Они не потушили ни одного из трех зажженных в комнате светильников, потому что мадам в эту ночь ласкала любовника и телом, и взглядом. «Ква-ква» получил возможность удостовериться, что Мари дель Об де Флор не только изумительная певица с ангельским голосом, нежным и сильным, но и виртуозная любовница.



– Кто этот сопляк?

– Кого вы имеете в виду, месье Видаль?

Господин Аркс, помощник театрального импресарио, в обязанности которого входило сделать пребывание артистов в Барселоне как можно более приятным, чувствовал себя крайне неспокойно, так как был весьма наслышан о дурном характере пианиста, прожигавшего жизнь, сопровождая де Флор по слякоти путей Господних и дорог его величества.

– Этого молокососа, который сегодня вечером уселся играть вместо меня.

– А, Нандо Сортс! Это сеньор Жузеп Ферран Сортс. Композитор. Превосходный гитарист.

– И пианист.

Месье Видаль осушил бокал, и господин Аркс немедленно налил ему еще, чтобы не встречаться с ним глазами.

– У вас в течение года много гастрольных поездок?

– А ведь молодой еще. Сколько ему? Двадцать?

– Кому, месье Видаль?

– Мальчишке этому. Сортсу.

– Не могу сказать. Но да, он молод. А куда вы направитесь по окончании гастролей в Барселоне?
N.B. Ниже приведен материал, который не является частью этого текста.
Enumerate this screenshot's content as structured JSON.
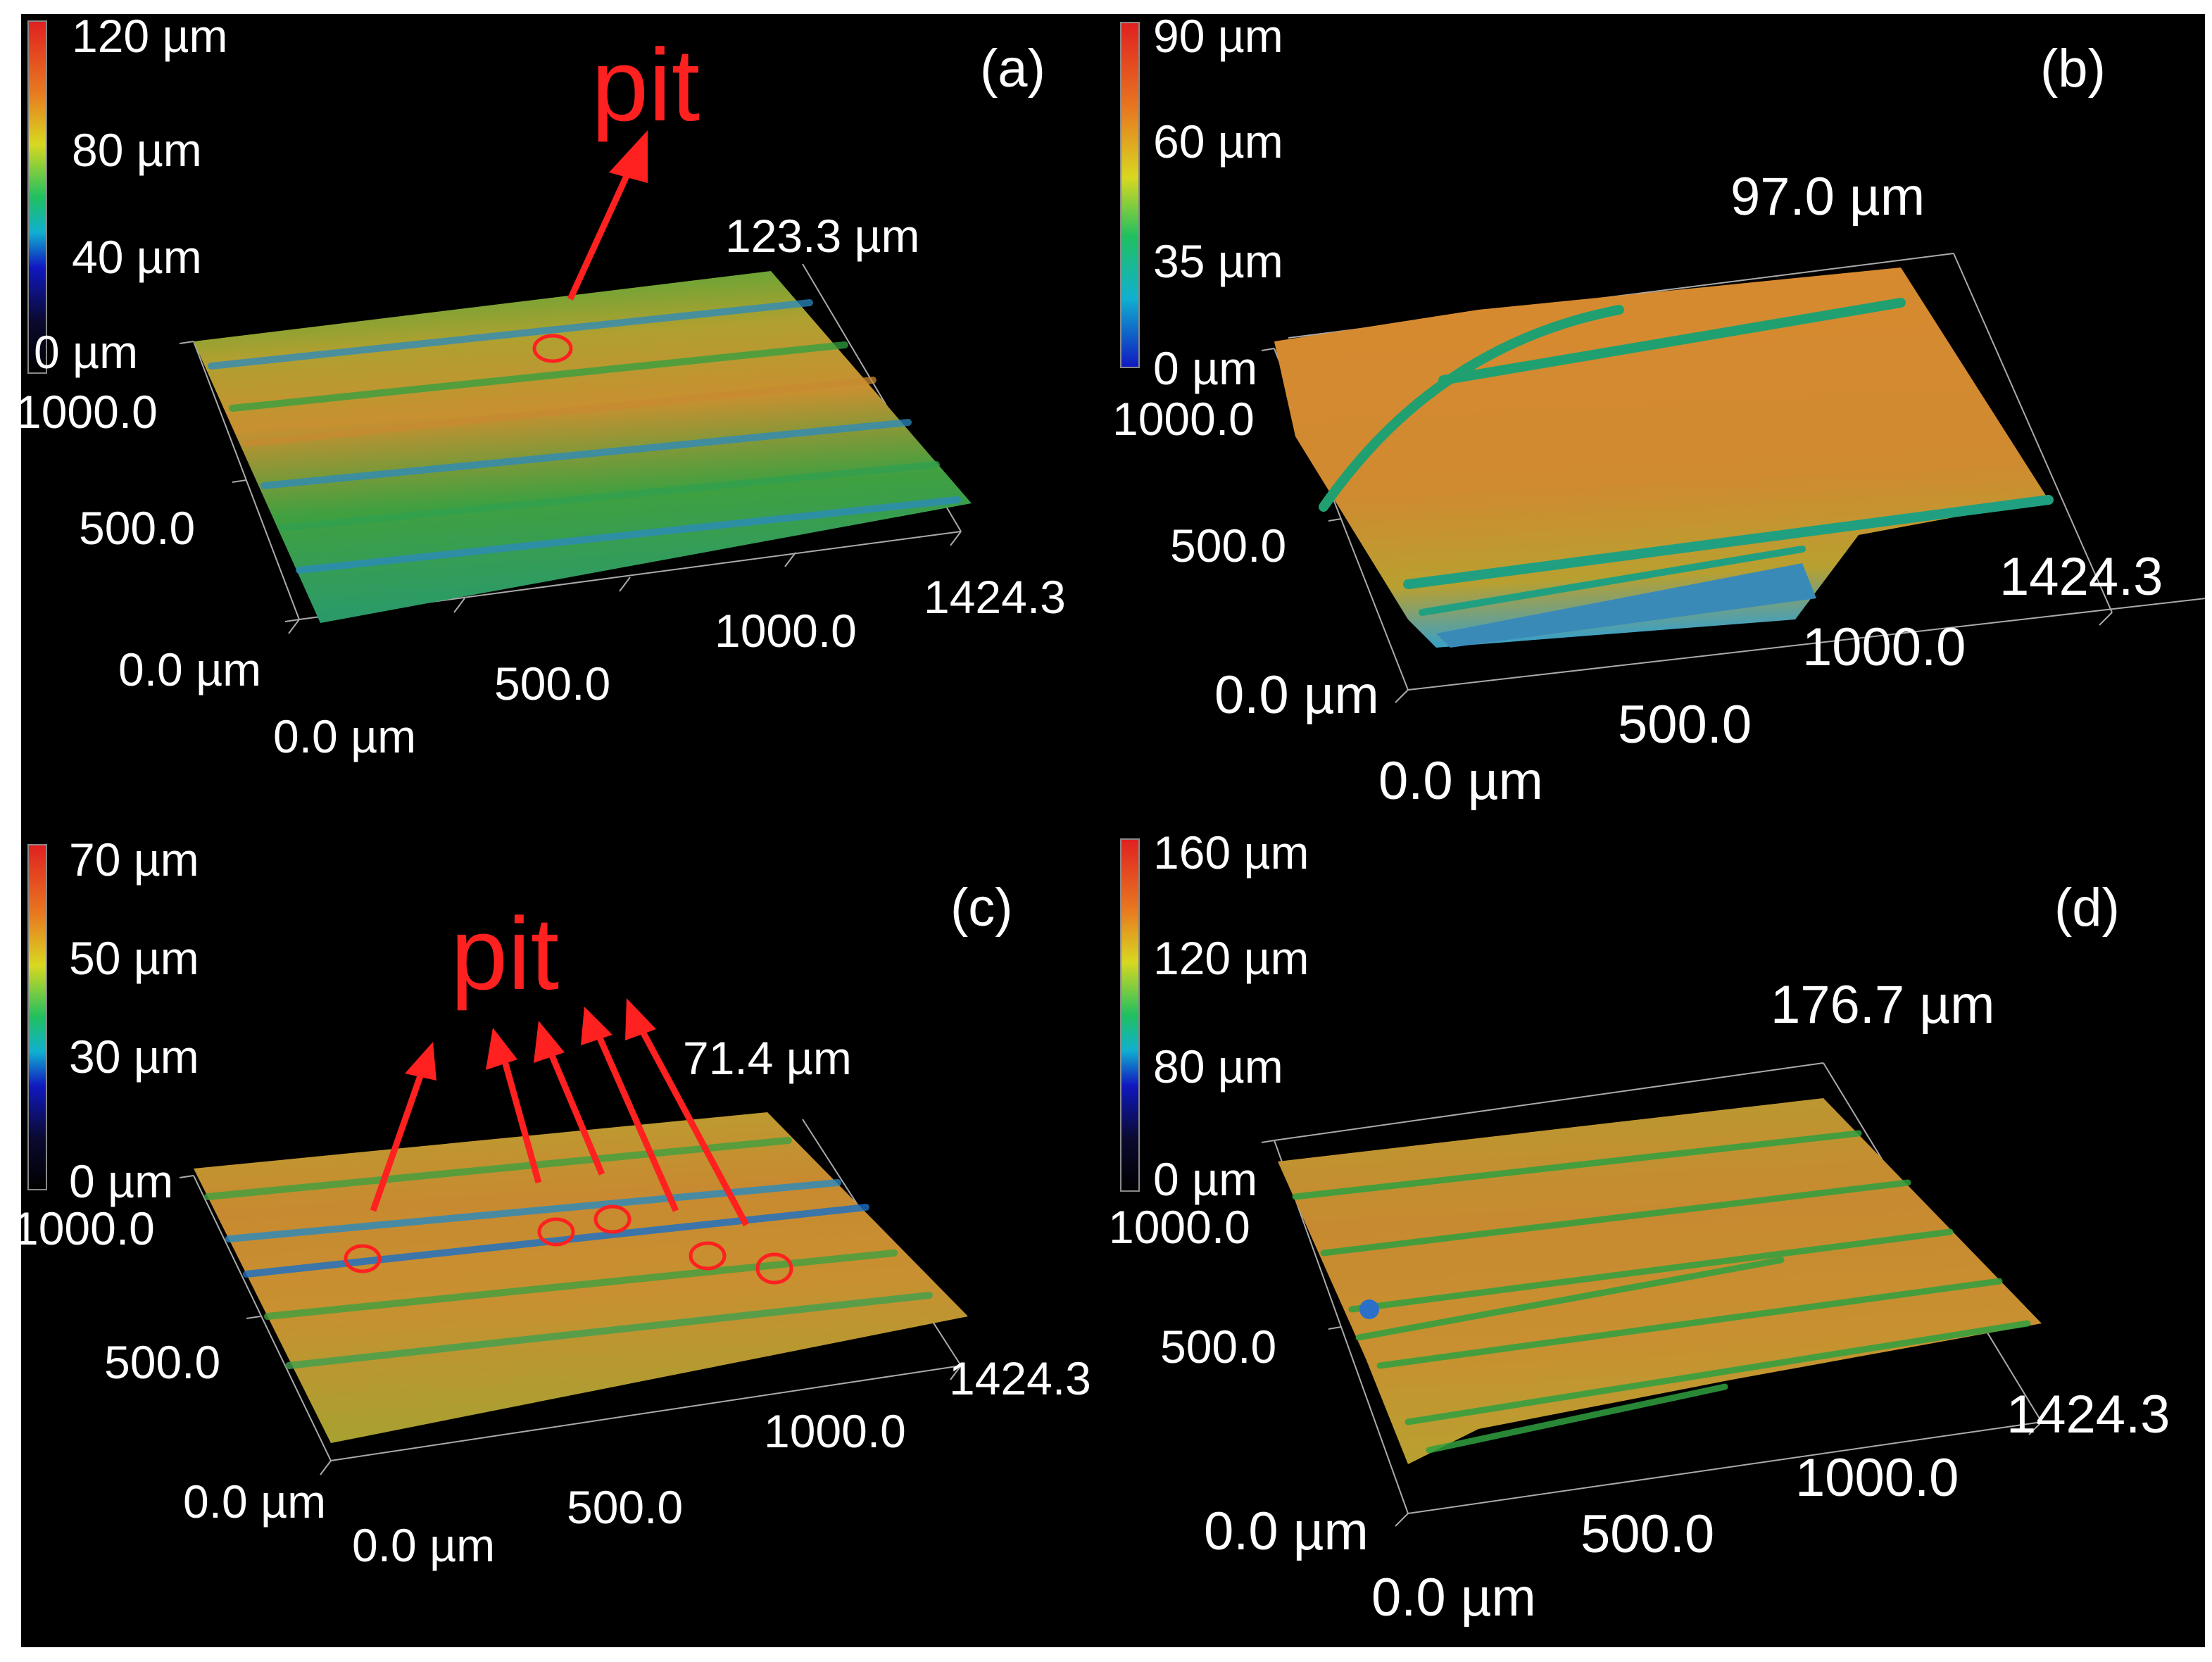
{
  "colors": {
    "annotation": "#ff2020",
    "colormap": [
      "#1018c0",
      "#10b0d0",
      "#20c060",
      "#d8d820",
      "#e87820",
      "#e02020"
    ]
  },
  "panels": [
    {
      "label": "(a)",
      "colorbar": [
        "120 µm",
        "80 µm",
        "40 µm",
        "0 µm"
      ],
      "max_height": "123.3 µm",
      "y_ticks": [
        "1000.0",
        "500.0",
        "0.0 µm"
      ],
      "x_ticks": [
        "0.0 µm",
        "500.0",
        "1000.0",
        "1424.3"
      ],
      "annotation": "pit",
      "pit_count": 1
    },
    {
      "label": "(b)",
      "colorbar": [
        "90 µm",
        "60 µm",
        "35 µm",
        "0 µm"
      ],
      "max_height": "97.0 µm",
      "y_ticks": [
        "1000.0",
        "500.0",
        "0.0 µm"
      ],
      "x_ticks": [
        "0.0 µm",
        "500.0",
        "1000.0",
        "1424.3"
      ]
    },
    {
      "label": "(c)",
      "colorbar": [
        "70 µm",
        "50 µm",
        "30 µm",
        "0 µm"
      ],
      "max_height": "71.4 µm",
      "y_ticks": [
        "1000.0",
        "500.0",
        "0.0 µm"
      ],
      "x_ticks": [
        "0.0 µm",
        "500.0",
        "1000.0",
        "1424.3"
      ],
      "annotation": "pit",
      "pit_count": 5
    },
    {
      "label": "(d)",
      "colorbar": [
        "160 µm",
        "120 µm",
        "80 µm",
        "0 µm"
      ],
      "max_height": "176.7 µm",
      "y_ticks": [
        "1000.0",
        "500.0",
        "0.0 µm"
      ],
      "x_ticks": [
        "0.0 µm",
        "500.0",
        "1000.0",
        "1424.3"
      ]
    }
  ]
}
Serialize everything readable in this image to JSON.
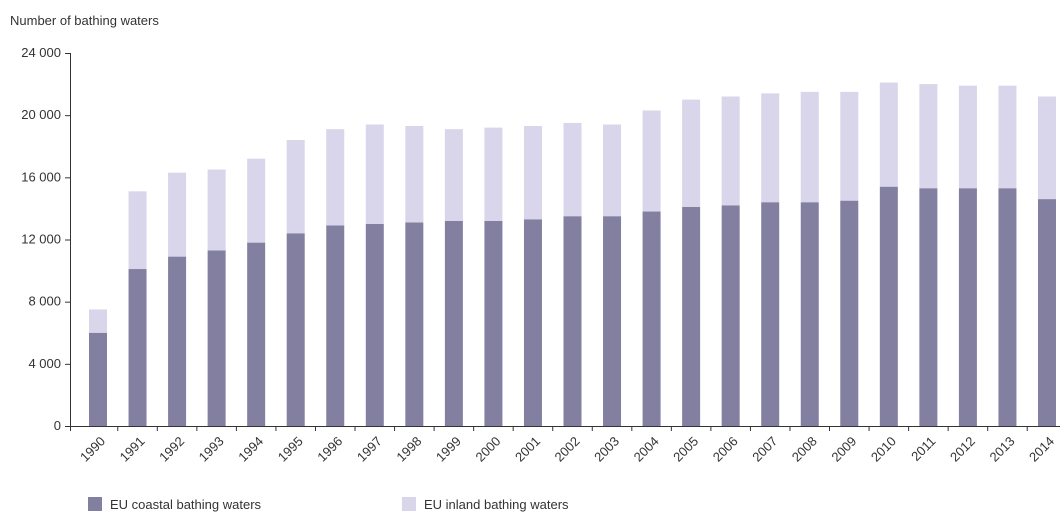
{
  "chart_data": {
    "type": "bar",
    "stacked": true,
    "title": "",
    "xlabel": "",
    "ylabel": "Number of bathing waters",
    "ylim": [
      0,
      24000
    ],
    "yticks": [
      0,
      4000,
      8000,
      12000,
      16000,
      20000,
      24000
    ],
    "ytick_labels": [
      "0",
      "4 000",
      "8 000",
      "12 000",
      "16 000",
      "20 000",
      "24 000"
    ],
    "grid": false,
    "legend_position": "bottom-left",
    "categories": [
      "1990",
      "1991",
      "1992",
      "1993",
      "1994",
      "1995",
      "1996",
      "1997",
      "1998",
      "1999",
      "2000",
      "2001",
      "2002",
      "2003",
      "2004",
      "2005",
      "2006",
      "2007",
      "2008",
      "2009",
      "2010",
      "2011",
      "2012",
      "2013",
      "2014"
    ],
    "series": [
      {
        "name": "EU coastal bathing waters",
        "color": "#827fa0",
        "values": [
          6000,
          10100,
          10900,
          11300,
          11800,
          12400,
          12900,
          13000,
          13100,
          13200,
          13200,
          13300,
          13500,
          13500,
          13800,
          14100,
          14200,
          14400,
          14400,
          14500,
          15400,
          15300,
          15300,
          15300,
          14600
        ]
      },
      {
        "name": "EU inland bathing waters",
        "color": "#d9d5ea",
        "values": [
          1500,
          5000,
          5400,
          5200,
          5400,
          6000,
          6200,
          6400,
          6200,
          5900,
          6000,
          6000,
          6000,
          5900,
          6500,
          6900,
          7000,
          7000,
          7100,
          7000,
          6700,
          6700,
          6600,
          6600,
          6600
        ]
      }
    ]
  }
}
– Сразу видно, он большой знаток музыки. Вы говорите, он композитор?

– Mм… Да, да… Сочинил много пьес для гитары… И несколько лет назад написал оперу… Не помню, как называется, чужеземные какие-то имена, понимаете?

– Ах как интересно!.. Несомненно, мнит себя новоиспеченным Моцартом.

Он поднял бокал и залпом выпил его. Аркс воспользовался этим, чтобы переключиться на другую тему:

– Ах, месье Видаль, как бы мне хотелось побывать в Париже!

– Бьюсь об заклад, что с этим юнцом каши не сваришь!.. По всей видимости, он такого о себе возомнил!

– Ах, Париж!..

И Аркс снова наполнил бокал месье Видаля, взгляд которого уже несколько остекленел. И осмотрелся по сторонам. Все столики были пусты, кроме того, за которым они сидели. В зале, расположенном рядом с вестибюлем гостиницы «Четыре державы»[29], царила тишина. Официант, скрывавшийся за непомерными, немыслимыми усами, тушил светильники, оставляя зажженными лишь те, что стояли от них неподалеку. Время от времени с улицы заходили постояльцы. В окна зала было видно, как у них изо рта идет пар, пока они отряхивают с башмаков холодную уличную грязь. Месье Видаль провел некоторое время в молчании, сосредоточенно разглядывая дно бокала, как будто искал там истину.

– Мне осточертело играть на фортепьяно для этой шлюхи.

– Простите?

– Вот мы с вами, – провозгласил пианист, – все пьем да глотаем желчь, так ведь? А вы знаете, где сейчас эта… эта… – с издевкой продолжал он, – мадам?.. Певица великая? – Он потряс бокалом над головой и уставился на Аркса.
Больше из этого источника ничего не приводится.